Kids who have certain kinds of special needs, (such as ADHD, or an autism spectrum disorder), struggle with social skills. Many special needs programs will include lessons on the proper way to respond to certain social situations, as well as a way to practice those skills. The intentions behind these types of lessons are good. However, the reality is that social skills that are practiced within a closed, safe, classroom environment are not always something that a child will understand how to adapt to a real world experience with his or her peers.

It can be extremely difficult for teachers to encourage their students to practice social skills with students who are not a part of the special needs program, when the school is outside for recess. The special education program at a school in Arizona has come up with a unique, and brilliant, solution to the problem. They used a grant of $1,864 to create a school store. The items that are sold at the store will generate enough income to make the grant money become a self sustaining program.
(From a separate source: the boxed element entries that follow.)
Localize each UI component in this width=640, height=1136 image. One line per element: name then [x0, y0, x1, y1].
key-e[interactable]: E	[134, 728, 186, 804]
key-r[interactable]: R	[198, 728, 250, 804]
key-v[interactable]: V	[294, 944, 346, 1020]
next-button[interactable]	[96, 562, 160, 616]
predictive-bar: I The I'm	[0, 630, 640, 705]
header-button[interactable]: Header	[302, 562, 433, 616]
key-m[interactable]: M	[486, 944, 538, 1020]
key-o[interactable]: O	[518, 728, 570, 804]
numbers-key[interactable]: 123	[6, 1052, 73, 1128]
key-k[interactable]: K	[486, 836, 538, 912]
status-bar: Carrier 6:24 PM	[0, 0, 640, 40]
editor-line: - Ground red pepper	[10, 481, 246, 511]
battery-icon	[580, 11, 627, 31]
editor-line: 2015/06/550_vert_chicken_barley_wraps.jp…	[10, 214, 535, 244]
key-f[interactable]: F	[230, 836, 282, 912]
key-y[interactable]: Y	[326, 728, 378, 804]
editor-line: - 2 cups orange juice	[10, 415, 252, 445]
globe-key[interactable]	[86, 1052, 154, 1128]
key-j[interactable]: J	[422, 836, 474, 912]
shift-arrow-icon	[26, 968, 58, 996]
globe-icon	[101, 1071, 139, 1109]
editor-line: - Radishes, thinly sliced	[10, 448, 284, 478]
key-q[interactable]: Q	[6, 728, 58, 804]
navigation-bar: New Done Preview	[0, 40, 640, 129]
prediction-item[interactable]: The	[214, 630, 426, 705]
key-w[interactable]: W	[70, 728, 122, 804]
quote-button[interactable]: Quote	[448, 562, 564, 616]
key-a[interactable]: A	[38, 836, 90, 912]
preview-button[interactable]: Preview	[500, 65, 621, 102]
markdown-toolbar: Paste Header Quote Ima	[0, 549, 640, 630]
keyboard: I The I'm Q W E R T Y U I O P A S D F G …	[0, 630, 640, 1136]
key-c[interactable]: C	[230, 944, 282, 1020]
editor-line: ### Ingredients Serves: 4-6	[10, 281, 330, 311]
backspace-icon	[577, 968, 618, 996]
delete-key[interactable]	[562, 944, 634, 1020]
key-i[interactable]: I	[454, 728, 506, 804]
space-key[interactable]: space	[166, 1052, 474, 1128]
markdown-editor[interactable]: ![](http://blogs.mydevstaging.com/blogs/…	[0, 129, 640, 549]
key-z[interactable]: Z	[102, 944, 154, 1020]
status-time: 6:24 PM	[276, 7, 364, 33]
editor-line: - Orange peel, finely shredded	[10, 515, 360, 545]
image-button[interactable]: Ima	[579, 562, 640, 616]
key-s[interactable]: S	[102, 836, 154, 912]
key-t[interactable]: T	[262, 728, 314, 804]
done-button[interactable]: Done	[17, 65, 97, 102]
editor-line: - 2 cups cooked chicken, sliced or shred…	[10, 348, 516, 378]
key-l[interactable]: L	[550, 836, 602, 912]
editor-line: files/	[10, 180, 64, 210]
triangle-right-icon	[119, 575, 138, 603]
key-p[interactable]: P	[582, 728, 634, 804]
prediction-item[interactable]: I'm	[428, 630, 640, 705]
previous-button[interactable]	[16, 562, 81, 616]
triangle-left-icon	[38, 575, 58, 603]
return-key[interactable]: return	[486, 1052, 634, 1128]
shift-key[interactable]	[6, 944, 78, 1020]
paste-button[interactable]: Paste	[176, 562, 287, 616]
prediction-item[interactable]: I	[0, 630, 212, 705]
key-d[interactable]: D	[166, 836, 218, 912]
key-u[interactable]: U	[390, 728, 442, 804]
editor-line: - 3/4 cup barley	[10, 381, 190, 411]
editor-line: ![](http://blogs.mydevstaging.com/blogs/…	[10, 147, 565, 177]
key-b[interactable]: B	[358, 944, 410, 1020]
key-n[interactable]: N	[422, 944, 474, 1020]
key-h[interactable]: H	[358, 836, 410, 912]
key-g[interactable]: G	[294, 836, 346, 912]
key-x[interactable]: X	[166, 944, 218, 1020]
Students who have special needs “work” at the school store during recess. Each one has a very specific job. One student “rings up” purchases and makes change. Another puts the items into a bag for the customer to take with them. Another job involves stocking the store and making sure there are plenty of items accessible for customers to browse through.

One student acts as “Security” by making sure that the students who are waiting in line to be able to do some shopping are not causing problems. The “Security” job also involves kicking out students who shoplift (if the situation happens), and acting as a Greeter. Other kids are hired to answer customers questions about products.

Items include everything from fun shaped erasers, to glittery notebooks, to packages of stickers. There are colorful pencils and small, decorative, notepads. Students pay anywhere from ten cents to around $1.50 for these items. The customers are comprised mostly of students who are not from the special needs classes, but from the larger, “typical” student population.

Having a job at the school store requires the students who have special needs to practice appropriate social interaction with children who are of a similar age to them. Some of the students in the program are hearing impaired, have learning disabilities, or cognitive disabilities. Working at the store also requires students to use their math skills.

Another great thing about the school store is that it is a fun way to teach job skills. The individual tasks that students do at the school store are similar in many ways to tasks that teenagers and adults will be required to do at a real job in “the real world”. This gives the special needs students in this school a concrete, hands on, example of what to expect when they get their first jobs.